I shuffled awkwardly a moment. Then exhaling, I thrust out my hand. “Thanks for everything.”
He shook it firmly. I could sense he did care. “Michael, I’m sorry.”
“I’m not.” And I wasn’t. I started for the office door. I could feel Dinjis’s eyes following my every step.
“Michael, she was twenty-five. Today she’ll only be fifteen. She won’t know you,” he warned after me.
I didn’t respond as I walked out the door and down the stairs.
Michael Jenks had a plane to catch.
The entire flight I sat frozen in my seat wondering if this was the time. A fiery, terrifying plane crash. Or once on the ground, a car accident. But no. Southwest Airlines Flight 2995 touched down uneventfully at Dallas’s Love Field at 6:35 PM. I smiled ruefully at the airport’s name. Love. You bet, I was in love all right. I’d fallen so deeply, a bulldozer couldn’t have dug me out. And now I was traveling to see the woman I’d fallen so in love with ten years before I met her. Dinjis’s math had been correct.

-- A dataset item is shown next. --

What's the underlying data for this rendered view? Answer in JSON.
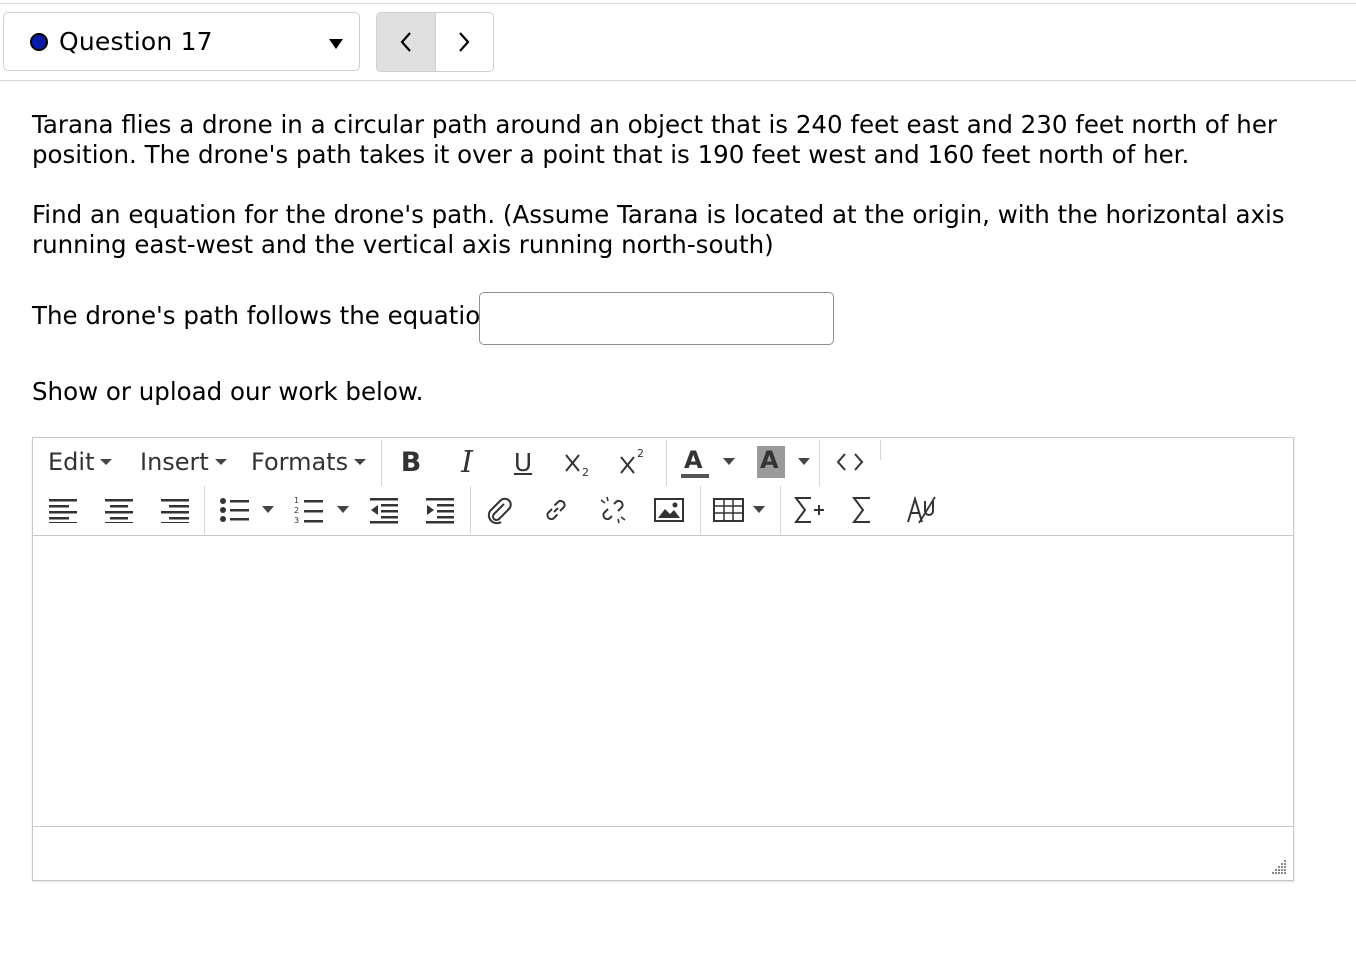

Mia Lingo would be fifteen! A junior in high school. Her brother a star running back at JJ Pearce High School in a town named Richardson.
Time was crazy.
I was crazy. Crazy in love.
Even the taxi driver was spouting off about the big game. I recall Mia had been a cheerleader so figured this would be the first place to search.

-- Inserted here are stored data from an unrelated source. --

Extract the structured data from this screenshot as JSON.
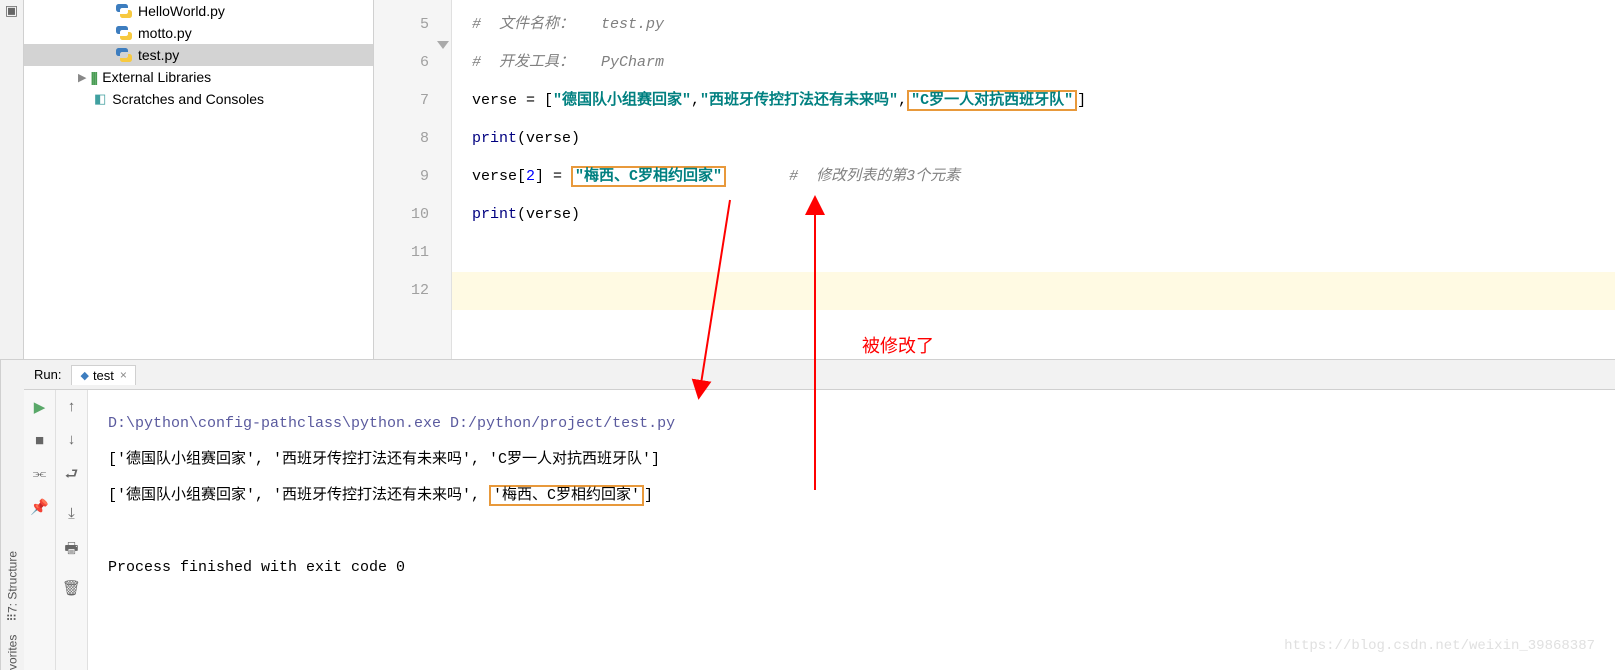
{
  "tree": {
    "files": [
      {
        "name": "HelloWorld.py"
      },
      {
        "name": "motto.py"
      },
      {
        "name": "test.py"
      }
    ],
    "lib": "External Libraries",
    "scratch": "Scratches and Consoles"
  },
  "gutter": [
    "5",
    "6",
    "7",
    "8",
    "9",
    "10",
    "11",
    "12"
  ],
  "code": {
    "l5_comment": "#  文件名称：   test.py",
    "l6_comment": "#  开发工具：   PyCharm",
    "l7": {
      "var": "verse = [",
      "s1": "\"德国队小组赛回家\"",
      "c1": ",",
      "s2": "\"西班牙传控打法还有未来吗\"",
      "c2": ",",
      "s3": "\"C罗一人对抗西班牙队\"",
      "end": "]"
    },
    "l8_print": "print",
    "l8_rest": "(verse)",
    "l9": {
      "pre": "verse[",
      "idx": "2",
      "mid": "] = ",
      "s": "\"梅西、C罗相约回家\"",
      "comment": "#  修改列表的第3个元素"
    },
    "l10_print": "print",
    "l10_rest": "(verse)"
  },
  "annotation": "被修改了",
  "run": {
    "label": "Run:",
    "tab": "test",
    "path": "D:\\python\\config-pathclass\\python.exe D:/python/project/test.py",
    "out1_a": "['德国队小组赛回家', '西班牙传控打法还有未来吗', '",
    "out1_b": "C罗一人对抗西班牙队",
    "out1_c": "']",
    "out2_a": "['德国队小组赛回家', '西班牙传控打法还有未来吗', ",
    "out2_b": "'梅西、C罗相约回家'",
    "out2_c": "]",
    "exit": "Process finished with exit code 0"
  },
  "side": {
    "structure": "7: Structure",
    "favorites": "vorites"
  },
  "watermark": "https://blog.csdn.net/weixin_39868387"
}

The driver parked at the stadium. The parking lot was packed. As I paid my fare, he remarked. “Johnny Lingo’s supposed to get two hundred yards tonight.”

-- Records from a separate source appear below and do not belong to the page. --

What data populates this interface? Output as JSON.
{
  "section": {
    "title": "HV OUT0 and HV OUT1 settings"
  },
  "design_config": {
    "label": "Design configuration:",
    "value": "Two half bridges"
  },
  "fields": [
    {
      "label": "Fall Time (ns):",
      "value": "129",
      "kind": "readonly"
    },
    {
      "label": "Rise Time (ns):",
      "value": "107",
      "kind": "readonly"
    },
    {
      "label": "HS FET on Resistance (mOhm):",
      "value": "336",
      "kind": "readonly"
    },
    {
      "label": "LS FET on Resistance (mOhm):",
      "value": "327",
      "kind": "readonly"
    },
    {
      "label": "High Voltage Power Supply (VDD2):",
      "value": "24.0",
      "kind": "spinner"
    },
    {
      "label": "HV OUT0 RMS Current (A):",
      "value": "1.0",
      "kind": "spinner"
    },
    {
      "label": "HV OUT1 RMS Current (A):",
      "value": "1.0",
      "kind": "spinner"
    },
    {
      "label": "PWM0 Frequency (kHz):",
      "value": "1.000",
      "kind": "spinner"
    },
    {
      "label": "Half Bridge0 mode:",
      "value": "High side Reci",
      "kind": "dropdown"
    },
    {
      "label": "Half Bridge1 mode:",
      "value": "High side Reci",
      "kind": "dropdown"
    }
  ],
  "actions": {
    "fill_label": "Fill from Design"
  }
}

I smiled. I already knew he’d break that by a hundred. “Thanks,” I said, and started toward the gates. I only wanted to see her cheer, but the nearer I walked it felt as if an elastic band had connected us and I was being reeled in. A twinge of pain touched my chest. I attributed this discomfort to my anxiety. Hell, what would I do when I saw her? I couldn’t talk to her. She’d think I was nuts. Without me even being aware of my shift in direction, I was moving toward the girls’ restrooms. When I attempted to alter my course, my feet wouldn’t respond. That’s when I knew—I was getting close.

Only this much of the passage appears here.